In recent months, women's organizations have pressed the Pentagon for reform, demanding amendments to military law to encourage prosecution for assault, and urging new procedures in the war zone. By the Pentagon's admission, the U.S. military's record on sexual assault -- from protecting victims and their privacy to prosecuting assailants -- is "inconsistent and incomplete."

In a report issued in May, the Pentagon noted that there was no uniform definition of rape or sexual harassment under military law. The military had also failed to institute widespread sensitivity training for commanding officers, or to make counseling services available to women who had been assaulted. It is not even properly equipped to investigate such crimes: In the war zones of Afghanistan and Iraq, fewer than 100 rape-detection kits (which collect crucial DNA evidence) have been distributed to field hospitals. The backlog for DNA testing in rape investigations is 16 months, and overstretched commanders are disinclined to investigate reports of assault.

That was the experience of Beth Jameson, a major in the U.S. Army Reserve, who was assigned to a large staging area in Kuwait. She was raped on March 20, 2003, the first night of the war, in the shower block during an alert for a feared chemical attack. In May of this year she told ABC television: "I donned my mask and my chemical suit, and my gloves, and my boots, everything. So I stayed there and waited for the all-clear sign to come about. Well, then all of a sudden there was a knock on the bathroom door. And the door opened and somebody said, 'Are you OK?' And I gave my thumbs-up, saying, 'Yeah, I'm fine.' And the door shut. And then, it seems like a split second later, the door just flew open and this person jumped in. He turned on me, kneed me in the groin and pushed me in the back of the bathroom. He pushed me to the ground and I fought with him."

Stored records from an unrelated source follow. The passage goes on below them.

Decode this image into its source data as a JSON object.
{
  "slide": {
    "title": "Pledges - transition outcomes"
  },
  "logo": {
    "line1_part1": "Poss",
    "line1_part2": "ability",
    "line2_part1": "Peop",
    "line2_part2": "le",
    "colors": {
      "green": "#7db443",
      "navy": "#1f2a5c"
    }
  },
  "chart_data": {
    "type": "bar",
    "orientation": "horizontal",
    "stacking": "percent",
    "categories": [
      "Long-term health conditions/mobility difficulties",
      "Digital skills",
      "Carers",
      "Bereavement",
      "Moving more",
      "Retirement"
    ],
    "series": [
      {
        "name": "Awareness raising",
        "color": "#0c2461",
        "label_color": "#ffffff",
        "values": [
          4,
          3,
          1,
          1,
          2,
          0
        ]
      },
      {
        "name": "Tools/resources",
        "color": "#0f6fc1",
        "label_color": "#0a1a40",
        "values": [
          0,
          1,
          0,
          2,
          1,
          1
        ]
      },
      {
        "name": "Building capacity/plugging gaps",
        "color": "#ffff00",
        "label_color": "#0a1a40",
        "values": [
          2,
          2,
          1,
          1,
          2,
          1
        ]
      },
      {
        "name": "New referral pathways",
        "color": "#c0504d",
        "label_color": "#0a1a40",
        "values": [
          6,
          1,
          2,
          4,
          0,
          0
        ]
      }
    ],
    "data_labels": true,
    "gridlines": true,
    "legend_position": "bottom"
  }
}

She soon became convinced that the authorities were not interested in a prosecution. The investigators asked repeatedly if she had been having an affair with her attacker. She was also told that military regulations did not permit investigators to match the semen sample against the DNA registry of U.S. service personnel, which is maintained to identify remains.

Maj. Jameson told ABC: "I'm just angry now at the system -- the military system that won't protect the victim. I understand now why women don't bring forward the fact that they've been attacked -- because they're made to be the victim again."